By Adam Nayman

The red, white and blue split-screen that showcases the horny, house-partying girls of Assassination Nation is the first—and maybe best—bit of neo-Godardian gamesmanship in Sam (son of Barry) Levinson’s state-of-the-union horror comedy. Suffice it to say that there are more plausible candidates to make satire great again than the guy who directed The Wizard of Lies, to say nothing of the fact that this ostensibly anti-misogynist plunge into distaff objectification and abjection, with incessant sexual violence (and jokes about rape jokes!) is written and directed by a white dude—a well-meaning one, to be sure, one who has read his Arthur Miller and duly reduced its essence to emoji-style bullet points.

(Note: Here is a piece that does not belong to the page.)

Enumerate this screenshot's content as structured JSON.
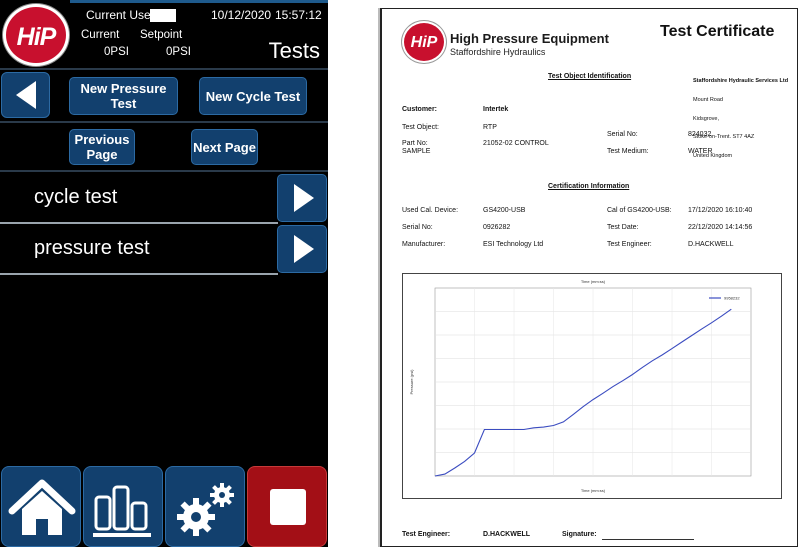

So, sad face: after half the population of the city of Salem has its data hacked by an Anonymous-style e-terrorist, the men turn on the hot, horny high-school girls who’ve so shamelessly inflamed their desires via their Instagrammed existences. It’s a clever set-up, permitting the ticking of various politically correct boxes while exalting in all kinds of wretched excess, hence the entirely smug “trigger warnings” that frame the proceedings (an conceit worthy of Gaspar Noé, and all that that implies). But the more that Assassination Nation tries to be about everything—hysteria, hypocrisy, media hypnosis and, of course, Donald Trump—it sacrifices precious specificities of character and context. Plus, casting Joel McHale as the Purge-masked face of toxic masculinity isn’t as effective as, say, unleashing James Franco in Spring Breakers (yet another film that Levinson is chasing without quite catching up to). Everything you need to know about this film is contained in its most self-consciously bravura sequence, an extended, single-take home invasion that’s at once accomplished, self-impressed, sadistic, and redundant.